Abstract
This paper evaluates the scheduling problem for energy hub system consisting of wind turbine, combined heat and power units, auxiliary boilers, and energy storage devices via hybrid stochastic/information gap decision theory (IGDT) approach. Considering that energy hub plays an undeniable role as the coupling among various energy infrastructures, still it is essential to be investigated in both modeling and scheduling aspects. On the other hand, penetration of wind power generation is significantly increased in energy infrastructures in recent years. In response, this paper aims to focus on the hybrid stochastic/IGDT optimization method for the optimal scheduling of wind integrated energy hub considering the uncertainties of wind power generation, energy prices and energy demands explicitly in a way that not only global optimal solution can be reached, but also volume of computations can be lighten. In addition, by the proposed hybrid model, the energy hub operator can pursue two different strategies to face with price uncertainty, i.e., risk-seeker strategy and risk-averse strategy. This method optimizes energy hub scheduling problem in uncertain environment by mixed-integer nonlinear programming. This formulation is proposed to minimize the expected operation cost of energy hub where different energy demands of energy hub would be efficiently met. The forecast errors of uncertainties related to wind power generation and energy demands are modeled as a scenario, while an IGDT optimization approach is proposed to model electricity price uncertainty.
A. Motivation and Problem Description
As the penetration of intermittent renewable energy resources increase substantially in energy infrastructures, renewable generation intermittency and variability causes big challenges on energy infrastructure scheduling. Among the renewable energy resources, wind generation assigns a remarkable portion of the renewable generations, due to energy balance efficiency and low marginal operating costs [1]. However, one possibility to smooth the effect of limited predictability and uncertainty of wind generation as well as convert potential possibility of these kinds of resources into actual solutions is coordinating different energy infrastructures [2]. An energy hub can be defined as an interface between various energy infrastructures such as electricity and natural gas networks [3-5]. On the other hand, an energy hub can reduce consumption of primary energy, the sequential pollutant emissions and the cost of energy consumption [4, 6]. Towards the goal of supplying energy demands in an economical, environmentally friendly and reliable way, planning, operation, and energy management of energy hub systems have been extensively investigated recently. An essential problem of the associated planning and scheduling tasks is to consider the effect of uncertainties associated with wind power, energy demands and energy market tariffs so that total energy demands can be served, while the cost of serving energy to customers is minimized.
IV. CONCLUSION
In this paper, a scheduling strategy for an energy hub system based on hybrid stochastic/IGDT optimization is proposed.
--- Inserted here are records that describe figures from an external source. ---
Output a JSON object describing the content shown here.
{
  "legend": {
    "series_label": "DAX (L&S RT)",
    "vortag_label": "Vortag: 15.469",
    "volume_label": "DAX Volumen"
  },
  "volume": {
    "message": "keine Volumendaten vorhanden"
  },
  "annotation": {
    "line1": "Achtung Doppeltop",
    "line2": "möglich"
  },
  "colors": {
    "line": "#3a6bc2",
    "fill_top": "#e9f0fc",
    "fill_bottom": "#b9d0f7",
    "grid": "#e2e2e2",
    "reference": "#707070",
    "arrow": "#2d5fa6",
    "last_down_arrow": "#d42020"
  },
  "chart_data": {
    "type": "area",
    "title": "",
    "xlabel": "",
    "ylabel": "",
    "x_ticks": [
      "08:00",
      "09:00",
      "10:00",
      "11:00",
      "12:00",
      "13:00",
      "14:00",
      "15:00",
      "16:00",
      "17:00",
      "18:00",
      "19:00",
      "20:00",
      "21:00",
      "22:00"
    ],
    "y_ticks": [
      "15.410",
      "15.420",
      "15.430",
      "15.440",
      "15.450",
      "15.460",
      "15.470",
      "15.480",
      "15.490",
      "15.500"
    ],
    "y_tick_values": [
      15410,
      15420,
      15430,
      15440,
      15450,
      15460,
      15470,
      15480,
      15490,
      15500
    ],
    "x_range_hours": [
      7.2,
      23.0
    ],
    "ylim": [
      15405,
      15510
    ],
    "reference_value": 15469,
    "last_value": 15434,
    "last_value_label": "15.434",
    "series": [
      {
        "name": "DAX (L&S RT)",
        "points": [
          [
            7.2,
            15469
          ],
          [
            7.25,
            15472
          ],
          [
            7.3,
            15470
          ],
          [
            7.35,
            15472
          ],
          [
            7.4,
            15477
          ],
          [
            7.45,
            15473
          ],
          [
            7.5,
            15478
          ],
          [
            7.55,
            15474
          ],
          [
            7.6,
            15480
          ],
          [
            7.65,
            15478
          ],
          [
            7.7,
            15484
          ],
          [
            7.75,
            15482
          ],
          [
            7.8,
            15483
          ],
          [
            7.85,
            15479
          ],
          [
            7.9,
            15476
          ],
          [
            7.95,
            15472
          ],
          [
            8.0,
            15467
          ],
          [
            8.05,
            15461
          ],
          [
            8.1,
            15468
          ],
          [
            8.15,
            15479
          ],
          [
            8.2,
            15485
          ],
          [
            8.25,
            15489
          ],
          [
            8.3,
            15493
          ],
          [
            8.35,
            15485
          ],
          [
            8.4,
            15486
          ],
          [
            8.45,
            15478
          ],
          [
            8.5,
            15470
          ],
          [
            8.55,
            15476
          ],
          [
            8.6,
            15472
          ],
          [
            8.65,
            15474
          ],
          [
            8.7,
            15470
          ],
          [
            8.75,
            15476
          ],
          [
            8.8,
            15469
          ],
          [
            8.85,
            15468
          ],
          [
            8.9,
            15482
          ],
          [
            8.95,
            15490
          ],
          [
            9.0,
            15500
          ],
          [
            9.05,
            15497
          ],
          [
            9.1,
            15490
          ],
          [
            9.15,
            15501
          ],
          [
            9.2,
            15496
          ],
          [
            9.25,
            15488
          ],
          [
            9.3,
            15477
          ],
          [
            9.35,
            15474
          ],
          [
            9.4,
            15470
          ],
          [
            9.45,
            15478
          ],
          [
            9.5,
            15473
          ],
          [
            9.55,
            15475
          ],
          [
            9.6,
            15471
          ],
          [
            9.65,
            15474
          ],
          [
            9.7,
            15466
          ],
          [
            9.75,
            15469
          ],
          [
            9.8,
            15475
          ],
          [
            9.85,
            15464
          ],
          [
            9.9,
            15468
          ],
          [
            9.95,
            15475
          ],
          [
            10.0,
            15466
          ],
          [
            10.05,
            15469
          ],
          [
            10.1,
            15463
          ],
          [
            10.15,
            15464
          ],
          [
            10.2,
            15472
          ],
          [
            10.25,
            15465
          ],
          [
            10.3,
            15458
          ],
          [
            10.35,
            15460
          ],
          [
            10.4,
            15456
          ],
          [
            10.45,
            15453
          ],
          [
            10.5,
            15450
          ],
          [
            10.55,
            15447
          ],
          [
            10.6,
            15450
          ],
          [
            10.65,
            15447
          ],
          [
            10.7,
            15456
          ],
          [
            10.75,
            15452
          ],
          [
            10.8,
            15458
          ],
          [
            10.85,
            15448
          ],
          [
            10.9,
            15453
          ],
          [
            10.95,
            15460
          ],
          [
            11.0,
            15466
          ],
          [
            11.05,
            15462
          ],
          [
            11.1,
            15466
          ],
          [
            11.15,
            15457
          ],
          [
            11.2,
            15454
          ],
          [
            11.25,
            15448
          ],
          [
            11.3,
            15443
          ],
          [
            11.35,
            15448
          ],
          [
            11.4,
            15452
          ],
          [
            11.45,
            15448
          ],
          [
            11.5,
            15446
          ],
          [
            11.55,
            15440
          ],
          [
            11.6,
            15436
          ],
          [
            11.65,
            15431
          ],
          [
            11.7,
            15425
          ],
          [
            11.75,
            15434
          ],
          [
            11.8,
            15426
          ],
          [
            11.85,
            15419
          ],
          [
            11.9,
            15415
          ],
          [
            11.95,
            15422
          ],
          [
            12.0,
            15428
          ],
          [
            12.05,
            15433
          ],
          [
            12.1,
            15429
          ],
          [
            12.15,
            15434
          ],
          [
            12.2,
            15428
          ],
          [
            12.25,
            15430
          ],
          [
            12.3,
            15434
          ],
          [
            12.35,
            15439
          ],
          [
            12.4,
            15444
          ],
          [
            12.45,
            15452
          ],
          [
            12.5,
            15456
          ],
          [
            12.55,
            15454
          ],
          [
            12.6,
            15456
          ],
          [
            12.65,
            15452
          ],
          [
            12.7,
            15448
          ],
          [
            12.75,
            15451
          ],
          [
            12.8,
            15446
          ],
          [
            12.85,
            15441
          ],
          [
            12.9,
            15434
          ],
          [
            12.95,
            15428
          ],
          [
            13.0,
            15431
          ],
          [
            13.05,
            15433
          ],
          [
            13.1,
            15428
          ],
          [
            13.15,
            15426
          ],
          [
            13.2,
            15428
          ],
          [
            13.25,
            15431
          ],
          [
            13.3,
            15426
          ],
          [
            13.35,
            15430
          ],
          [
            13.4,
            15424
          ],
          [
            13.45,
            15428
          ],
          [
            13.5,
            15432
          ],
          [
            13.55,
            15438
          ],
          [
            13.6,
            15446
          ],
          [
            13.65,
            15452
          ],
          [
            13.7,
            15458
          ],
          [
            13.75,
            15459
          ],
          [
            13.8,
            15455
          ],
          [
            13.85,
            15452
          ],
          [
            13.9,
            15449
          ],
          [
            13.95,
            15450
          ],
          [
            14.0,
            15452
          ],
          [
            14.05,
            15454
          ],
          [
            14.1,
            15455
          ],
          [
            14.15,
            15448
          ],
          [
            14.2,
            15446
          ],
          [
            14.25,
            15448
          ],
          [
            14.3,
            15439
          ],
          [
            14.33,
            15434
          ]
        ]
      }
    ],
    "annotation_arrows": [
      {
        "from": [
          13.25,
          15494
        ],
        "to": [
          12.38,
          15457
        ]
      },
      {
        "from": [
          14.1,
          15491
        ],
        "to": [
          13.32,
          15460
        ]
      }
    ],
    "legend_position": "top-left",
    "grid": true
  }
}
The uncertain outputs of wind generation and energy demands are modeled via scenarios, while an IGDT optimization is implemented to find an interval for electricity price to study the robustness and opportunity functions. By the proposed hybrid model, the energy hub operator can track risk-averse and risk-seeker strategies to face with price uncertainty. By implementing the hybrid stochastic/IGDT optimization method for the optimal scheduling of wind integrated energy hub, the computation burden of the problem is decreased. Finally, the numerical results obtained from the studied cases verified the appropriateness and usefulness of the proposed method, where it is shown that by applying different strategies such as risk-averse and risk-seeker strategies provided by hybrid stochastic/IGDT model grants additional degree of freedom in deregulated energy markets for energy hub operator.